GATE plugin that wraps the GSpell API, from the National Library of Medicine Lexical Systems Group, to add spelling suggestions to features in the input/output annotations defined.
Java 100.00%
gspell_corrector's Introduction
GSpell Spelling Suggester
=================================
This plugin wraps the GSpell API (http://lexsrv3.nlm.nih.gov/LexSysGroup/Projects/gSpell/current/GSpell.html) to add spelling suggestions to features in the input/output annotations defined.
The 2006Lexicon dictionary from the NLM's SPECIALIST toolset is provided by default. See the GSpell project page for information on how to create your own dictionaries, and further configuration options.
Parameters
==========
- Init-time
-----------
configURL: path to the directory containing the GSpellRegistry.cfg file
dictionaryURL: path to the directory containing compiled dictionary data
- Run-time
----------------
candidatesFeature: Create new feature with this name on inputASTypes (or outputASType in outputASName, if set) to hold all spelling candidates returned by GSpell.
dumpOutputFeature: Name of the feature to use to hold the raw GSpell output. Optional
excludeIfContains: If an entry within inputASTypes contain any of the annotations in this list,
then do not spellcheck this entry.
excludeIfWithin: List of input annotations within which spellchecking should not occur.
filters: List of regular expressions to use to filter the input to the spell checker. Two filters are provided by default: ignore capitalised abbreviations and words in all caps, and words starting or ending with a digit. Optional
inputASName: Input AnnotationSet name. Optional, leave blank for default annotation set.
inputASTypeFeature: Name of the feature on inputASTypes from which to extract strings for input to the spell-checker. Optional, leave blank to use the string content of inputASTypes.
inputASTypes: List of input annotations from which to extract strings for input to the spell-checker. Default is Token.
This parameter also accepts entries in the form Annotation.feature == value so that you can filter your input annotations
according to feature value (although regexes for value are not currently allowed).

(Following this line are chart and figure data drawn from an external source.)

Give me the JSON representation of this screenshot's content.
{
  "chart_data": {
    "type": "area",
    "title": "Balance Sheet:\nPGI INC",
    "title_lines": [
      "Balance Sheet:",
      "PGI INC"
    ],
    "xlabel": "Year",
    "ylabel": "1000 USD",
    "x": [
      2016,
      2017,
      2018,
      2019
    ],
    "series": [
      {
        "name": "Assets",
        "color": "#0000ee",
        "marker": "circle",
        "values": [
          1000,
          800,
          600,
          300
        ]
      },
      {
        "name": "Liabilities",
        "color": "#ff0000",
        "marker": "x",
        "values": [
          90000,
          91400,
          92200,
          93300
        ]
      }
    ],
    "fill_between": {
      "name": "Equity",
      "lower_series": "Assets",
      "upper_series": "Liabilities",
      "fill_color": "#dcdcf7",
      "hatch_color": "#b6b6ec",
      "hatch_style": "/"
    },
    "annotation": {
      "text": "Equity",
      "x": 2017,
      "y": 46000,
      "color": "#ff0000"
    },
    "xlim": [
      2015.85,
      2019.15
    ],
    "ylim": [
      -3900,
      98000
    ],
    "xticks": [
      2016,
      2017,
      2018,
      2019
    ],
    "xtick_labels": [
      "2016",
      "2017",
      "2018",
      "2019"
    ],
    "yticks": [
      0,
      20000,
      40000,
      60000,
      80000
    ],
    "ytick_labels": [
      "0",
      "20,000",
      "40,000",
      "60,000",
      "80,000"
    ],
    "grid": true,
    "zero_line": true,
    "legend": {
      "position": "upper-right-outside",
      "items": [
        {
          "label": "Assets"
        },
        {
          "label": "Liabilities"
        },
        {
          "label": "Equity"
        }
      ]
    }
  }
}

maxCandidates: Maximum number of dictionary candidates to consider.
maxEditDistance: Limit candidates to those with edit distance <= N. Default is 2.
mode: WholePhrase: Spell check the whole string as a single phrase (e.g. 'blood morphagenic protein'). PhraseTokens: spell check individual tokens within the string.

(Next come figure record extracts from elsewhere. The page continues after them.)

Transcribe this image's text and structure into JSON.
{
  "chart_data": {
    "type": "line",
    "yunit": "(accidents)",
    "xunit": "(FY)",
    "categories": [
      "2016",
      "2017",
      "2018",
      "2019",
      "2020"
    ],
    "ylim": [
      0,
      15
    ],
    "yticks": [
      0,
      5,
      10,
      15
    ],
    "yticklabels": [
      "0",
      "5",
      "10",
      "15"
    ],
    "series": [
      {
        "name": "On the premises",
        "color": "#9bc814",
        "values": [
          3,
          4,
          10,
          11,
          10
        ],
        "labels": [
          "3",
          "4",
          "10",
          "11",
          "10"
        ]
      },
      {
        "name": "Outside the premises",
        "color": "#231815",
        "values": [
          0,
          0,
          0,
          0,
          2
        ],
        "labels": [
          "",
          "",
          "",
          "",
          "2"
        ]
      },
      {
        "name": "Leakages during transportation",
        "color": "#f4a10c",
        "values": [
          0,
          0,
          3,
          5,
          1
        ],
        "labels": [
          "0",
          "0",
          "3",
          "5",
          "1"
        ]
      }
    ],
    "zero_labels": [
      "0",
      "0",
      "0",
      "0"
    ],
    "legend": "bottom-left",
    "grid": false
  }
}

outputASName: Output AnnotationSet name. Optional. Only used if outputASType is set.
outputASType: Create new annotations with this name, to hold the spell-corrected text. Optional - if not specified,
the spellSuggestFeature is added to entries in inputASTypes.

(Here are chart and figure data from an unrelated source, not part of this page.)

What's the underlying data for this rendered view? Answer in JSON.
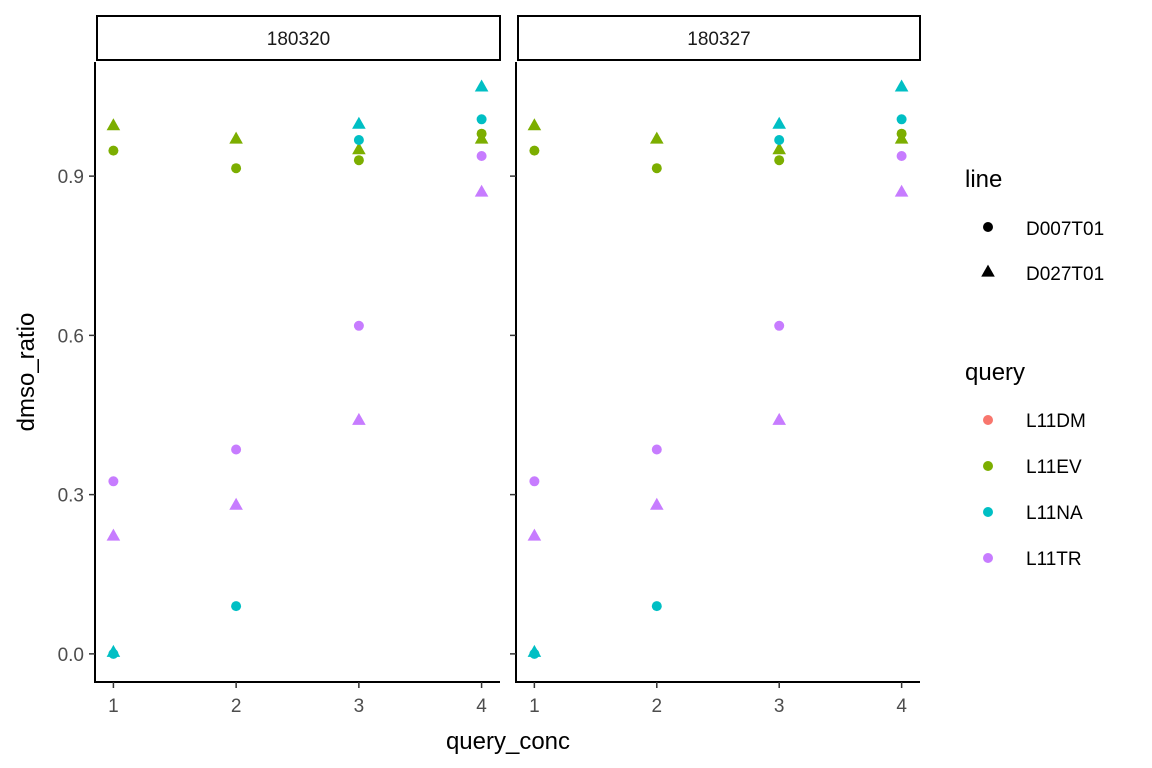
{
  "chart_data": {
    "type": "scatter",
    "xlabel": "query_conc",
    "ylabel": "dmso_ratio",
    "x_ticks": [
      1,
      2,
      3,
      4
    ],
    "y_ticks": [
      0.0,
      0.3,
      0.6,
      0.9
    ],
    "y_tick_labels": [
      "0.0",
      "0.3",
      "0.6",
      "0.9"
    ],
    "xlim": [
      0.85,
      4.15
    ],
    "ylim": [
      -0.053,
      1.115
    ],
    "grid": false,
    "facets": [
      "180320",
      "180327"
    ],
    "legend_position": "right",
    "legends": {
      "shape": {
        "title": "line",
        "entries": [
          {
            "label": "D007T01",
            "shape": "circle"
          },
          {
            "label": "D027T01",
            "shape": "triangle"
          }
        ]
      },
      "color": {
        "title": "query",
        "entries": [
          {
            "label": "L11DM",
            "color": "#F8766D"
          },
          {
            "label": "L11EV",
            "color": "#7CAE00"
          },
          {
            "label": "L11NA",
            "color": "#00BFC4"
          },
          {
            "label": "L11TR",
            "color": "#C77CFF"
          }
        ]
      }
    },
    "points": [
      {
        "x": 1,
        "y": 0.948,
        "query": "L11EV",
        "line": "D007T01"
      },
      {
        "x": 2,
        "y": 0.915,
        "query": "L11EV",
        "line": "D007T01"
      },
      {
        "x": 3,
        "y": 0.93,
        "query": "L11EV",
        "line": "D007T01"
      },
      {
        "x": 4,
        "y": 0.98,
        "query": "L11EV",
        "line": "D007T01"
      },
      {
        "x": 1,
        "y": 0.995,
        "query": "L11EV",
        "line": "D027T01"
      },
      {
        "x": 2,
        "y": 0.97,
        "query": "L11EV",
        "line": "D027T01"
      },
      {
        "x": 3,
        "y": 0.95,
        "query": "L11EV",
        "line": "D027T01"
      },
      {
        "x": 4,
        "y": 0.97,
        "query": "L11EV",
        "line": "D027T01"
      },
      {
        "x": 1,
        "y": 0.0,
        "query": "L11NA",
        "line": "D007T01"
      },
      {
        "x": 2,
        "y": 0.09,
        "query": "L11NA",
        "line": "D007T01"
      },
      {
        "x": 3,
        "y": 0.968,
        "query": "L11NA",
        "line": "D007T01"
      },
      {
        "x": 4,
        "y": 1.007,
        "query": "L11NA",
        "line": "D007T01"
      },
      {
        "x": 1,
        "y": 0.003,
        "query": "L11NA",
        "line": "D027T01"
      },
      {
        "x": 3,
        "y": 0.998,
        "query": "L11NA",
        "line": "D027T01"
      },
      {
        "x": 4,
        "y": 1.068,
        "query": "L11NA",
        "line": "D027T01"
      },
      {
        "x": 1,
        "y": 0.325,
        "query": "L11TR",
        "line": "D007T01"
      },
      {
        "x": 2,
        "y": 0.385,
        "query": "L11TR",
        "line": "D007T01"
      },
      {
        "x": 3,
        "y": 0.618,
        "query": "L11TR",
        "line": "D007T01"
      },
      {
        "x": 4,
        "y": 0.938,
        "query": "L11TR",
        "line": "D007T01"
      },
      {
        "x": 1,
        "y": 0.222,
        "query": "L11TR",
        "line": "D027T01"
      },
      {
        "x": 2,
        "y": 0.28,
        "query": "L11TR",
        "line": "D027T01"
      },
      {
        "x": 3,
        "y": 0.44,
        "query": "L11TR",
        "line": "D027T01"
      },
      {
        "x": 4,
        "y": 0.87,
        "query": "L11TR",
        "line": "D027T01"
      }
    ]
  }
}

outputListFormat: Set to 'String' so that GSpell ArrayList<String> output can be matched with JAPE LHS expressions. Set to 'List' so that GSpell output can be iterated over with JAPE RHS expressions.
shortestWord: Ignore words shorter than N, and ignore spelling suggestions shorter than N. Default is 4.
spellSuggestFeature: Create new feature with this name on entries within inputASTypes (or outputASType in outputASName, if set) to hold the spell-corrected text.
tokASName: AnnotationSet containing Tokens. Used if mode is set to PhraseTokens. Leave blank for default annotation set.
tokType: Token annotation name and feature that contains the Token string. Default is Token.string
truncateSize: Only return the top N candidates. Default is 4.
useWordLengthHeuristic. Prune potential dictionary candidates that are +/- 4 characters in length larger or smaller than the query term. Default is true.